Bild: Symbolfigur für die Pleite: Dirk Jens Nonnenmacher
Hamburg taz | Fünf ehemaligen Vorstände der HSH Nordbank werden jeweils
500.000 bis 1,6 Millionen Euro bezahlen, um sich nicht weiter vor Gericht
wegen Vorwürfen der Untreue und Bilanzfälschung verantworten zu müssen. Ein
sechster Vorstand hat sich auf das Angebot des Hamburger Landgerichts nicht
eingelassen, sodass es ab Mitte August zu einem Revisionsprozess kommt. Das
hanseatische Oberlandesgericht hatte die Vorstände 2014 freigesprochen.
Die sechs Manager sind angekIagt, 2007 kurz vor Ausbruch der weltweiten
Finanzkrise ein verlustreiches und unnötiges Kreislaufgeschäft abgezeichnet
zu haben, ohne es ernsthaft zu prüfen. Dem Vorstandsvorsitzenden Dirk Jens
Nonnenmacher sowie dem Kapitalmarktvorstand warf die Staatsanwaltschaft
außerdem vor, zu Beginn des Krisenjahres 2008 die Bilanz um gut 100
Millionen Euro geschönt zu haben.
Mit der Anklage des kompletten damaligen Nordbank-Vorstands kam pars pro
toto das fahrlässige Geschäftsgebaren der deutschen Landesbanken vor der
Finanzkrise vor Gericht. Anfang 2008 gehörte die HSH Nordbank zum größten
Teil den Ländern Hamburg und Schleswig-Holstein, die sie an die Börse
bringen wollten.
Mit der Garantie der Länder im Rücken investierte die Bank riesige Summen
auf dem internationalen Kapitalmarkt – in komplizierte Finanzprodukte,
deren Risiken die Nordbanker unterschätzten.

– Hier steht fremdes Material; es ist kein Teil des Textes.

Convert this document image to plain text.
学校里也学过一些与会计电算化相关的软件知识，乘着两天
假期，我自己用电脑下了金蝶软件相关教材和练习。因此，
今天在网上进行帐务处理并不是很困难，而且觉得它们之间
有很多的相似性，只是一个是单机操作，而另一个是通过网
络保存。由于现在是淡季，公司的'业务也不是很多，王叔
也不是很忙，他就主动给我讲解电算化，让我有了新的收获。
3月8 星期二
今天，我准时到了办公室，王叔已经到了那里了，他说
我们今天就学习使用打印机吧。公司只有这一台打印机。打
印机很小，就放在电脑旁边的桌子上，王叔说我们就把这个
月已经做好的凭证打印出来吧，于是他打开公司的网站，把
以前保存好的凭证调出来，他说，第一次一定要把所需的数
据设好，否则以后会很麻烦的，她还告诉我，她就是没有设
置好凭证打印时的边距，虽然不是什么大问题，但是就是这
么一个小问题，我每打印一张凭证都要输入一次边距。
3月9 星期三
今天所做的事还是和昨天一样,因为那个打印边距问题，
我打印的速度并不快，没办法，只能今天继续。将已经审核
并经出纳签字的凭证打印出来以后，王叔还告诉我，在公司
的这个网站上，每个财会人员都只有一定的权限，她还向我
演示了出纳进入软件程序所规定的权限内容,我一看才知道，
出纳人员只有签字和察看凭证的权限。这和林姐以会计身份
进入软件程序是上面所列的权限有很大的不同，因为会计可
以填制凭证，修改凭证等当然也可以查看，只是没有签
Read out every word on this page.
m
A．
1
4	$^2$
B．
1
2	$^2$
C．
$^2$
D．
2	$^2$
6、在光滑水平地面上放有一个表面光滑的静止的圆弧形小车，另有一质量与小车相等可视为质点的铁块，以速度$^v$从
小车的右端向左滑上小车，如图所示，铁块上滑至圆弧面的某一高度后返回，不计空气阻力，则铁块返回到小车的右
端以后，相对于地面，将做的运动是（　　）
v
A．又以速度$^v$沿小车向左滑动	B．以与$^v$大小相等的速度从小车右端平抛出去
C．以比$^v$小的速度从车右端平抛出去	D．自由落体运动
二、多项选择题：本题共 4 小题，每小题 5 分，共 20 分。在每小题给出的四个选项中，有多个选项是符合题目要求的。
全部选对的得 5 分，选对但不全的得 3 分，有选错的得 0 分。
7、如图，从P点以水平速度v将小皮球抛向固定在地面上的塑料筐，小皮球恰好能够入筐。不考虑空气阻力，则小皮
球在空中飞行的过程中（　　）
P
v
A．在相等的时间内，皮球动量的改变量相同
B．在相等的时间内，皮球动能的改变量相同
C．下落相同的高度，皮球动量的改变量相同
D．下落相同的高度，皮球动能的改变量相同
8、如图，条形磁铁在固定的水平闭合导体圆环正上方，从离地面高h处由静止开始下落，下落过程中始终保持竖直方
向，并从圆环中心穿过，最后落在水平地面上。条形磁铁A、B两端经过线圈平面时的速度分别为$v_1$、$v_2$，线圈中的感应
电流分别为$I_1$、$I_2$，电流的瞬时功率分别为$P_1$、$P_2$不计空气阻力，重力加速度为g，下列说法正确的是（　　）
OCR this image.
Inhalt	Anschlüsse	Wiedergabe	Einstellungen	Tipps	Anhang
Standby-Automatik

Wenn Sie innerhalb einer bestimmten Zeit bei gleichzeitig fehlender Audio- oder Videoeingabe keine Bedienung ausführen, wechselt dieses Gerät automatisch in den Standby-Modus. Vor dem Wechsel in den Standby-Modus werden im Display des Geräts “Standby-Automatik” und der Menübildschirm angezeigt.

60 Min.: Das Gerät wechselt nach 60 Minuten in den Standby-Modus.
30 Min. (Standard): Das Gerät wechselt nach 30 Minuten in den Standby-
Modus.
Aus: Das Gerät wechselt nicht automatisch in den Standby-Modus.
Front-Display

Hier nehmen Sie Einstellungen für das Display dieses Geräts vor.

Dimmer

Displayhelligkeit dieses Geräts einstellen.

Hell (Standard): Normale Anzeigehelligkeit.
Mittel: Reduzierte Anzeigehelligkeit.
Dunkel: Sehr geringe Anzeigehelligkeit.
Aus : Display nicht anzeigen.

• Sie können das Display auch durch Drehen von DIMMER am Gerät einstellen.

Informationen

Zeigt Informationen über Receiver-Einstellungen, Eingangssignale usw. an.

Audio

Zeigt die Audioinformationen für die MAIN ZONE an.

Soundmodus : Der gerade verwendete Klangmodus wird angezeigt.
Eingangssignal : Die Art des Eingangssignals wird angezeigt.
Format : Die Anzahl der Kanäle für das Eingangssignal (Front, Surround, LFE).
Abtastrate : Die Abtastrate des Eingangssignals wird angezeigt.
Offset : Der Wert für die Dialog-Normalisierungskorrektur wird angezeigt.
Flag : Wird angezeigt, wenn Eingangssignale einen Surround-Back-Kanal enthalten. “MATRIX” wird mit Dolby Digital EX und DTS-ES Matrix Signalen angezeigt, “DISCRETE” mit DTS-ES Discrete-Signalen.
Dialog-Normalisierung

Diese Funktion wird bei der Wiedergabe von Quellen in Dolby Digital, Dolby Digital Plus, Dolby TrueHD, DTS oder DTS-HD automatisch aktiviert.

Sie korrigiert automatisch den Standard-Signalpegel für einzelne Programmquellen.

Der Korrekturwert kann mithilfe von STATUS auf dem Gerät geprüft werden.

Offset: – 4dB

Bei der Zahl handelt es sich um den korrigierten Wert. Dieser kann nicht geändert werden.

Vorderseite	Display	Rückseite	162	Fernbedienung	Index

Die Landesregierungen zogen
mit, denn die Bank steuerte, solange es gut lief, satte Gewinne zu ihren
Haushalten bei.
## Milliardenschwere Kapitalspritzen
Zudem rühmte sich die Bank, der größte Schiffsfinanzierer der Welt zu sein.
Das fiel ihr auf die Füße, als aus der Finanz- eine Wirtschaftskrise wurde
und sich herausstellte, dass es große Überkapazitäten an Schiffsraum gab.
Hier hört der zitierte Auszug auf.